Am 12.01.2013 20:14, schrieb Christopher Faylor:
On Sat, Jan 12, 2013 at 06:41:27PM +0100, Thomas Wolff wrote:
Am 11.01.2013 16:38, schrieb Christopher Faylor:
On Fri, Jan 11, 2013 at 09:41:37AM +0100, Thomas Wolff wrote:
...
...
select() is not restartable like read() or write().
That behavior should be fixed in the next snapshot. If you are seeing
something different than this then that is not fixed.
...
Not sure what exactly you mean with "select is not restartable" -
http://pubs.opengroup.org/onlinepubs/9699919799/functions/sigaction.html
Look for "restart".
actually, that made me test again more deeply, and it seems you
interrupt select() now on every signal;
as I understood it should only get interrupted on a signal related to a
file descriptor for which the bit in the exceptfds vector is set...
I'll recheck that on Unix next week.
I have standard test cases for select() which do not use the "exceptfds"

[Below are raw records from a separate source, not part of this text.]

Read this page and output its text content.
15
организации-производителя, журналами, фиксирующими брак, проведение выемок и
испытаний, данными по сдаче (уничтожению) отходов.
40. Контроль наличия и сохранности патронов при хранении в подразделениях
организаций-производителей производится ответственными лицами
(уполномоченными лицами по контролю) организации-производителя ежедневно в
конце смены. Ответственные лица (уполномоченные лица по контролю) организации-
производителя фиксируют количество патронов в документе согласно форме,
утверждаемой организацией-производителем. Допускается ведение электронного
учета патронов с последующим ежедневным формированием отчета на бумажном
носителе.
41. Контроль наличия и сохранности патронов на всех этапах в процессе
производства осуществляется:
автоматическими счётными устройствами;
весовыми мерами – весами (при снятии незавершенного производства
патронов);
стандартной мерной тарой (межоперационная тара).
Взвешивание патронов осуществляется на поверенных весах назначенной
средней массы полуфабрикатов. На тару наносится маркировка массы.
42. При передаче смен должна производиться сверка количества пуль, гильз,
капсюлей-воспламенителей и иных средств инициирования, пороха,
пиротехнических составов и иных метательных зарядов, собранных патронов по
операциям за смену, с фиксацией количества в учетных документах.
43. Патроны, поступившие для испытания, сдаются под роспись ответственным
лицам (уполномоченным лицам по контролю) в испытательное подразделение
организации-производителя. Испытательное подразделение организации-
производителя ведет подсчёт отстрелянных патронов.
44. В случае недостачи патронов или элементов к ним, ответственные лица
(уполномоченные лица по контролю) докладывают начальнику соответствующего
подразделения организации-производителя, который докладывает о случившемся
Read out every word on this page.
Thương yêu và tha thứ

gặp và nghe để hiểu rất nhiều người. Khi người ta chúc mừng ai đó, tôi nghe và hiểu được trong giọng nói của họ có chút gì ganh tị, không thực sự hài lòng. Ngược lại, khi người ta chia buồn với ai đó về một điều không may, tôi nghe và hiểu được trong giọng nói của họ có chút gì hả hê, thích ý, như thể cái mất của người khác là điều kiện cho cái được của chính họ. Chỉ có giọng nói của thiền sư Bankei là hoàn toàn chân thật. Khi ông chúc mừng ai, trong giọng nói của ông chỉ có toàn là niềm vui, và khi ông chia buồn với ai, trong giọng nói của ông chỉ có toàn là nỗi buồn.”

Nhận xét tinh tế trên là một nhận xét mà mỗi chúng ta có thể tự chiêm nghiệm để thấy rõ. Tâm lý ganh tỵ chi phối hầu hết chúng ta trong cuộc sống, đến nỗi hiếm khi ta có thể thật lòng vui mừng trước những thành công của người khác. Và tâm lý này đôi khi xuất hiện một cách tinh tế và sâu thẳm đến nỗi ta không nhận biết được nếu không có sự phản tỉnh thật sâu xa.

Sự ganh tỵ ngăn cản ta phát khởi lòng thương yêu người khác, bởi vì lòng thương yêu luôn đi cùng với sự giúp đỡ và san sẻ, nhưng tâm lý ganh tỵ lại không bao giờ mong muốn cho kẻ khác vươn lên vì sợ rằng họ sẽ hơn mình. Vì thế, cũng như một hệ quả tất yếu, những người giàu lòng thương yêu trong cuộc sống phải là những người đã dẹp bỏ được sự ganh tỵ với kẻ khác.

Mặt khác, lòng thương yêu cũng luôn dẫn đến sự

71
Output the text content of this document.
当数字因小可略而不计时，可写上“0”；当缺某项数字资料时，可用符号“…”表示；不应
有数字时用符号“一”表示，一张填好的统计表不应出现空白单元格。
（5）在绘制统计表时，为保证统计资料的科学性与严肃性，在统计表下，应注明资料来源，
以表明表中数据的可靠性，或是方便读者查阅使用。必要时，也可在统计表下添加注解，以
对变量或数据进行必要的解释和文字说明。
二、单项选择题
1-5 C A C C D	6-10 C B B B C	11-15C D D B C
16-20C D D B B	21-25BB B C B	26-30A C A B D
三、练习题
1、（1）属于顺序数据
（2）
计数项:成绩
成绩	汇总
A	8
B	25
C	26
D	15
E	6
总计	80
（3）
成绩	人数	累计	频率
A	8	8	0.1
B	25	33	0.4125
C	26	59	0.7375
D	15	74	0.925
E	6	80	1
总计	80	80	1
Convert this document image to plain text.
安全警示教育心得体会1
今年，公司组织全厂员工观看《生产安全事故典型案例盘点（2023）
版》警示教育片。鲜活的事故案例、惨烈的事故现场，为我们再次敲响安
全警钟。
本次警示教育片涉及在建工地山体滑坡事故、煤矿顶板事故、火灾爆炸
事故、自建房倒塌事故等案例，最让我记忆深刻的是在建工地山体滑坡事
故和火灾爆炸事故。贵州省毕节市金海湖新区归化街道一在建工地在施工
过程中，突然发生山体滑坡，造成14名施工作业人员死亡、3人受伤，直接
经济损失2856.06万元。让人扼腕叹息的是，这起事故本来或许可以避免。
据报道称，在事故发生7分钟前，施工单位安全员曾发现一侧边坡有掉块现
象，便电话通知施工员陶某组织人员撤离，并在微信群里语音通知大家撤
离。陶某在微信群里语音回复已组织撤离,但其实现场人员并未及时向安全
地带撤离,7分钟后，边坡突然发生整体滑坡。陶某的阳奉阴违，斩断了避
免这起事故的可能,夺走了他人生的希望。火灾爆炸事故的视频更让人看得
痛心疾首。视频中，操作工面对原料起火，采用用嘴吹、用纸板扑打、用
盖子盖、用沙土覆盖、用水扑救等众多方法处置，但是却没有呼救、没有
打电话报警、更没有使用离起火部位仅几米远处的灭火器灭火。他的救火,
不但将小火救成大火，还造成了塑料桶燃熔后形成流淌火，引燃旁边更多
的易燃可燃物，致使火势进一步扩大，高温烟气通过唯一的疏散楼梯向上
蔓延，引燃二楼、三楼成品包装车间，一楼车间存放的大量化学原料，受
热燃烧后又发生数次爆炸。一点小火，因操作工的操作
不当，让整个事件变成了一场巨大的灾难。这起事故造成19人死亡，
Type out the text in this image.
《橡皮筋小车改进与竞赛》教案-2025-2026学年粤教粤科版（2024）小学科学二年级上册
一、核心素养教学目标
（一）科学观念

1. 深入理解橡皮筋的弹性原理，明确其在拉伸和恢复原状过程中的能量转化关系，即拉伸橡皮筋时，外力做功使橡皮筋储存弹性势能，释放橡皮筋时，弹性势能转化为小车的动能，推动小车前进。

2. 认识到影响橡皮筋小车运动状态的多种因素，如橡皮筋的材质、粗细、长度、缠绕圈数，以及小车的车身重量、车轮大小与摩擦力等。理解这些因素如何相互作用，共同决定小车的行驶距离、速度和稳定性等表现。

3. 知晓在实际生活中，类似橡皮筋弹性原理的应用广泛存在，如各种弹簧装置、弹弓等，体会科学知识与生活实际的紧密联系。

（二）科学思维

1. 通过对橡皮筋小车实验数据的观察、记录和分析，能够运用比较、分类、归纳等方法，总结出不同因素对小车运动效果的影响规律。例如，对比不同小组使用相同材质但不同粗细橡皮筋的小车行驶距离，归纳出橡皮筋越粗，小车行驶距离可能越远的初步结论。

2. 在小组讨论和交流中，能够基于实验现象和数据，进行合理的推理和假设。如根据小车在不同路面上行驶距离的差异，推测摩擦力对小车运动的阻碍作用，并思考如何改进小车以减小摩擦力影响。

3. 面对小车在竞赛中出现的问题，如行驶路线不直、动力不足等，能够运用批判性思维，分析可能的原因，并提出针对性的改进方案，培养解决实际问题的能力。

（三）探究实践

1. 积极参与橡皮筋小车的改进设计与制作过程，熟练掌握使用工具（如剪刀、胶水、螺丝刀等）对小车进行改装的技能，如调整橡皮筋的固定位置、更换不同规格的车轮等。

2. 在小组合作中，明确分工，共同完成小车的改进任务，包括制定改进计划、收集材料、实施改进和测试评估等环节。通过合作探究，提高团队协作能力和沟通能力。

field. They are interrupted by a signal on both Linux and Cygwin. I
don't see anything in the Single Unix Specification or Linux man page
which would indicate that signals are in any way related to exceptfds.
Right, I had obviously misinterpreted the meaning of that vector. Thanks
for the references.
Current patch is fine, checked with Linux as well.